We are all hearing the calls to tax the rich. The assumption being, if you are rich, you will pay a lot of tax, but is that always true?
Here is an example of a couple with a net-worth of $10 million who are set up to pay exactly $0 in tax in 2015.
Here is how they would do it.
Tom and Mary are a recently retired, 65-year-old couple, living in Vancouver. British Columbia isn’t the only part of Canada where a $0 income tax bill is possible, though — the dream is alive in Alberta, Saskatchewan and the Territories, too. In Ontario, they would have no tax, but would pay $1,500 for the health premium, which is essentially a tax.
In West Vancouver, they live in a $3-million home, which they bought 20 years ago for $400,000. They also have a $1.4-million cottage near Whistler, B.C., and a $600,000 house not far from Phoenix, Ariz. That’s about $5 million of real estate assets.
They will pay no income tax on the growth in value of their home, but will ultimately have to pay capital gains tax on the Whistler and Phoenix properties — but only when they sell. Of course, they do pay property taxes, but no income taxes.
Tom is a retired lawyer and Mary is a retired accountant.
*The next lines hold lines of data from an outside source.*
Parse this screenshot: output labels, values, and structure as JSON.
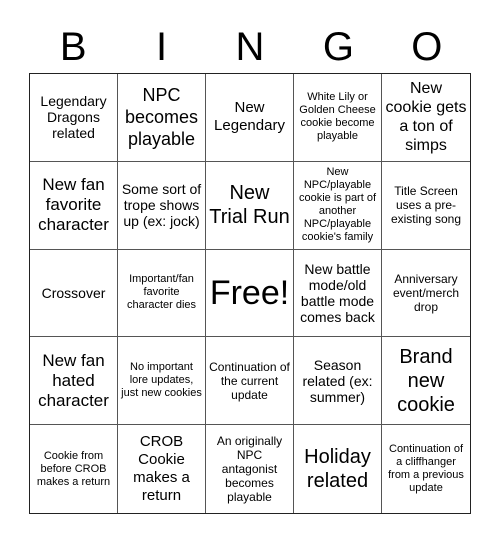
{
  "header": {
    "letters": [
      "B",
      "I",
      "N",
      "G",
      "O"
    ]
  },
  "cells": [
    "Legendary Dragons related",
    "NPC becomes playable",
    "New Legendary",
    "White Lily or Golden Cheese cookie become playable",
    "New cookie gets a ton of simps",
    "New fan favorite character",
    "Some sort of trope shows up (ex: jock)",
    "New Trial Run",
    "New NPC/playable cookie is part of another NPC/playable cookie's family",
    "Title Screen uses a pre-existing song",
    "Crossover",
    "Important/fan favorite character dies",
    "Free!",
    "New battle mode/old battle mode comes back",
    "Anniversary event/merch drop",
    "New fan hated character",
    "No important lore updates, just new cookies",
    "Continuation of the current update",
    "Season related (ex: summer)",
    "Brand new cookie",
    "Cookie from before CROB makes a return",
    "CROB Cookie makes a return",
    "An originally NPC antagonist becomes playable",
    "Holiday related",
    "Continuation of a cliffhanger from a previous update"
  ]
}
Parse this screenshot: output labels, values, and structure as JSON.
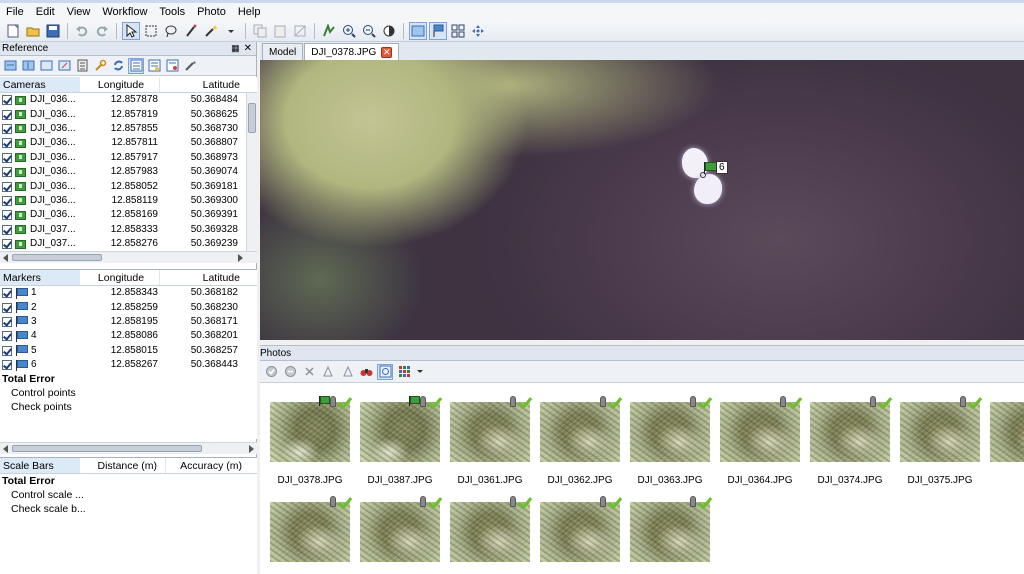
{
  "menu": [
    "File",
    "Edit",
    "View",
    "Workflow",
    "Tools",
    "Photo",
    "Help"
  ],
  "reference": {
    "title": "Reference",
    "cameras": {
      "headers": [
        "Cameras",
        "Longitude",
        "Latitude"
      ],
      "rows": [
        {
          "name": "DJI_036...",
          "lon": "12.857878",
          "lat": "50.368484"
        },
        {
          "name": "DJI_036...",
          "lon": "12.857819",
          "lat": "50.368625"
        },
        {
          "name": "DJI_036...",
          "lon": "12.857855",
          "lat": "50.368730"
        },
        {
          "name": "DJI_036...",
          "lon": "12.857811",
          "lat": "50.368807"
        },
        {
          "name": "DJI_036...",
          "lon": "12.857917",
          "lat": "50.368973"
        },
        {
          "name": "DJI_036...",
          "lon": "12.857983",
          "lat": "50.369074"
        },
        {
          "name": "DJI_036...",
          "lon": "12.858052",
          "lat": "50.369181"
        },
        {
          "name": "DJI_036...",
          "lon": "12.858119",
          "lat": "50.369300"
        },
        {
          "name": "DJI_036...",
          "lon": "12.858169",
          "lat": "50.369391"
        },
        {
          "name": "DJI_037...",
          "lon": "12.858333",
          "lat": "50.369328"
        },
        {
          "name": "DJI_037...",
          "lon": "12.858276",
          "lat": "50.369239"
        }
      ]
    },
    "markers": {
      "headers": [
        "Markers",
        "Longitude",
        "Latitude"
      ],
      "rows": [
        {
          "name": "1",
          "lon": "12.858343",
          "lat": "50.368182"
        },
        {
          "name": "2",
          "lon": "12.858259",
          "lat": "50.368230"
        },
        {
          "name": "3",
          "lon": "12.858195",
          "lat": "50.368171"
        },
        {
          "name": "4",
          "lon": "12.858086",
          "lat": "50.368201"
        },
        {
          "name": "5",
          "lon": "12.858015",
          "lat": "50.368257"
        },
        {
          "name": "6",
          "lon": "12.858267",
          "lat": "50.368443"
        }
      ],
      "total_error": "Total Error",
      "control_points": "Control points",
      "check_points": "Check points"
    },
    "scale_bars": {
      "headers": [
        "Scale Bars",
        "Distance (m)",
        "Accuracy (m)"
      ],
      "total_error": "Total Error",
      "control_scale": "Control scale ...",
      "check_scale": "Check scale b..."
    }
  },
  "tabs": [
    {
      "label": "Model",
      "active": false
    },
    {
      "label": "DJI_0378.JPG",
      "active": true
    }
  ],
  "viewport": {
    "marker_label": "6"
  },
  "photos": {
    "title": "Photos",
    "items": [
      {
        "label": "DJI_0378.JPG",
        "flag": true
      },
      {
        "label": "DJI_0387.JPG",
        "flag": true
      },
      {
        "label": "DJI_0361.JPG",
        "flag": false
      },
      {
        "label": "DJI_0362.JPG",
        "flag": false
      },
      {
        "label": "DJI_0363.JPG",
        "flag": false
      },
      {
        "label": "DJI_0364.JPG",
        "flag": false
      },
      {
        "label": "DJI_0374.JPG",
        "flag": false
      },
      {
        "label": "DJI_0375.JPG",
        "flag": false
      },
      {
        "label": "",
        "flag": false
      },
      {
        "label": "",
        "flag": false
      },
      {
        "label": "",
        "flag": false
      },
      {
        "label": "",
        "flag": false
      },
      {
        "label": "",
        "flag": false
      },
      {
        "label": "",
        "flag": false
      }
    ]
  }
}
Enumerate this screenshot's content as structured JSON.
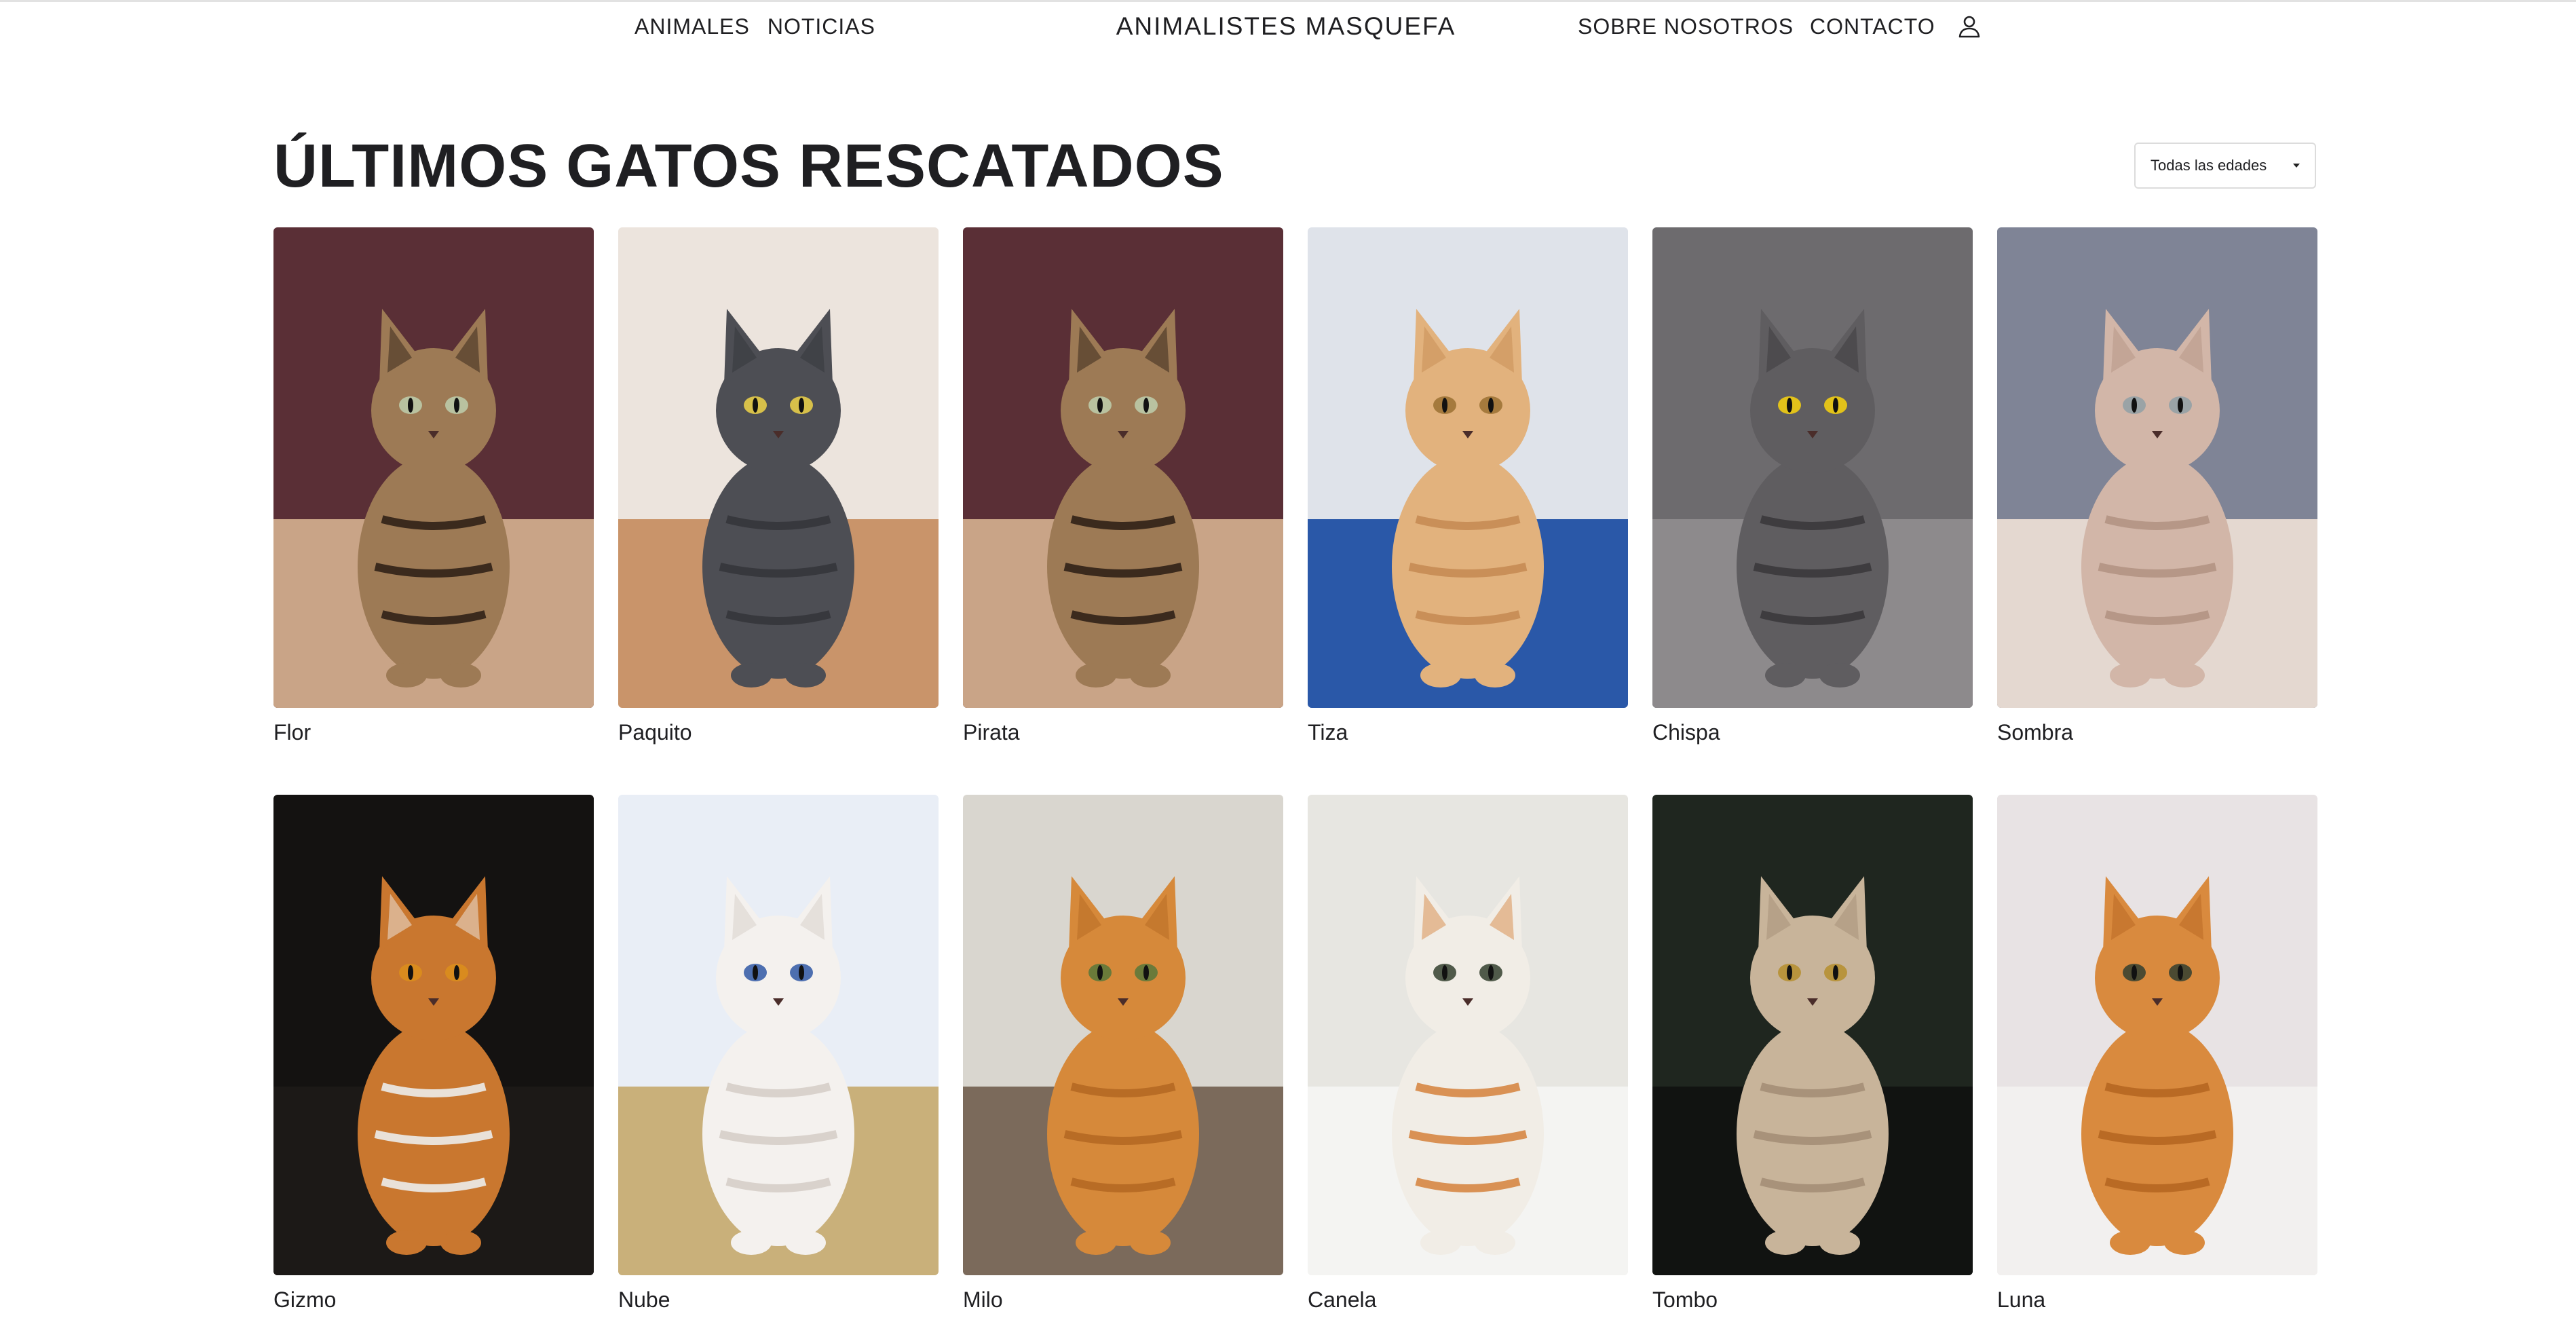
{
  "header": {
    "nav_left": [
      "ANIMALES",
      "NOTICIAS"
    ],
    "brand": "ANIMALISTES MASQUEFA",
    "nav_right": [
      "SOBRE NOSOTROS",
      "CONTACTO"
    ],
    "account_icon": "user-icon"
  },
  "main": {
    "title": "ÚLTIMOS GATOS RESCATADOS",
    "filter": {
      "selected": "Todas las edades",
      "icon": "chevron-down-icon"
    },
    "cats": [
      {
        "name": "Flor",
        "photo": {
          "bg": "#5a2f36",
          "floor": "#c9a487",
          "body": "#9d7a55",
          "stripe": "#3b2a1d",
          "eye": "#b9c2a0"
        }
      },
      {
        "name": "Paquito",
        "photo": {
          "bg": "#ece4dd",
          "floor": "#c9946a",
          "body": "#4d4e54",
          "stripe": "#37383d",
          "eye": "#d7c04a"
        }
      },
      {
        "name": "Pirata",
        "photo": {
          "bg": "#5a2f36",
          "floor": "#c9a487",
          "body": "#9d7a55",
          "stripe": "#3b2a1d",
          "eye": "#b9c2a0"
        }
      },
      {
        "name": "Tiza",
        "photo": {
          "bg": "#dfe3ea",
          "floor": "#2a58a8",
          "body": "#e2b27d",
          "stripe": "#c98f58",
          "eye": "#a57a3d"
        }
      },
      {
        "name": "Chispa",
        "photo": {
          "bg": "#6d6b6e",
          "floor": "#8d8a8c",
          "body": "#5f5d60",
          "stripe": "#3e3c3f",
          "eye": "#e2c21a"
        }
      },
      {
        "name": "Sombra",
        "photo": {
          "bg": "#7f8496",
          "floor": "#e4d8d0",
          "body": "#d2b6a8",
          "stripe": "#b69787",
          "eye": "#9aa3a6"
        }
      },
      {
        "name": "Gizmo",
        "photo": {
          "bg": "#141211",
          "floor": "#1c1917",
          "body": "#c9772f",
          "stripe": "#e9e1d8",
          "eye": "#d98b1e"
        }
      },
      {
        "name": "Nube",
        "photo": {
          "bg": "#e9eef6",
          "floor": "#c9b07a",
          "body": "#f4f1ee",
          "stripe": "#d9d2cc",
          "eye": "#4d6fb0"
        }
      },
      {
        "name": "Milo",
        "photo": {
          "bg": "#d9d6cf",
          "floor": "#7b6a5b",
          "body": "#d6893a",
          "stripe": "#b86c25",
          "eye": "#6a7a3a"
        }
      },
      {
        "name": "Canela",
        "photo": {
          "bg": "#e7e6e1",
          "floor": "#f4f4f2",
          "body": "#f1ede6",
          "stripe": "#d99154",
          "eye": "#505a4a"
        }
      },
      {
        "name": "Tombo",
        "photo": {
          "bg": "#1f261f",
          "floor": "#111311",
          "body": "#c8b49a",
          "stripe": "#a8927a",
          "eye": "#b8943d"
        }
      },
      {
        "name": "Luna",
        "photo": {
          "bg": "#e8e3e4",
          "floor": "#f2f0ef",
          "body": "#d98a3e",
          "stripe": "#b96a24",
          "eye": "#4b4a32"
        }
      }
    ]
  }
}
Despite being tempted over the past few years, neither decided to set up a corporation. They wanted to keep things simple. As a result, their $5 million of investments looks like this:
— $4 million in a joint non-registered investment account: This account primarily holds stocks, roughly two thirds of which is Canadian stock. They don’t aim to have very high dividends on the account, but they still end up with a dividend yield of about 3.75 per cent. This is expected to translate into $50,000 of Canadian dividends and $25,000 of foreign dividends for each of them.
Typical stock holdings would be BCE Inc., Royal Bank of Canada, Enbridge Inc., Apple Inc. and Johnson and Johnson.
They still manage to generate about $5,000 each in interest income from money market funds and high interest savings accounts and their total investment income from dividends and interest on the account is $160,000. Because it is a joint account, all of this $210,000 in investment income can be split equally between Tom and Mary.
They left the income in the account to be reinvested, but for cash flow they sold and withdrew $240,000. This generated a total of $50,000 in capital gains.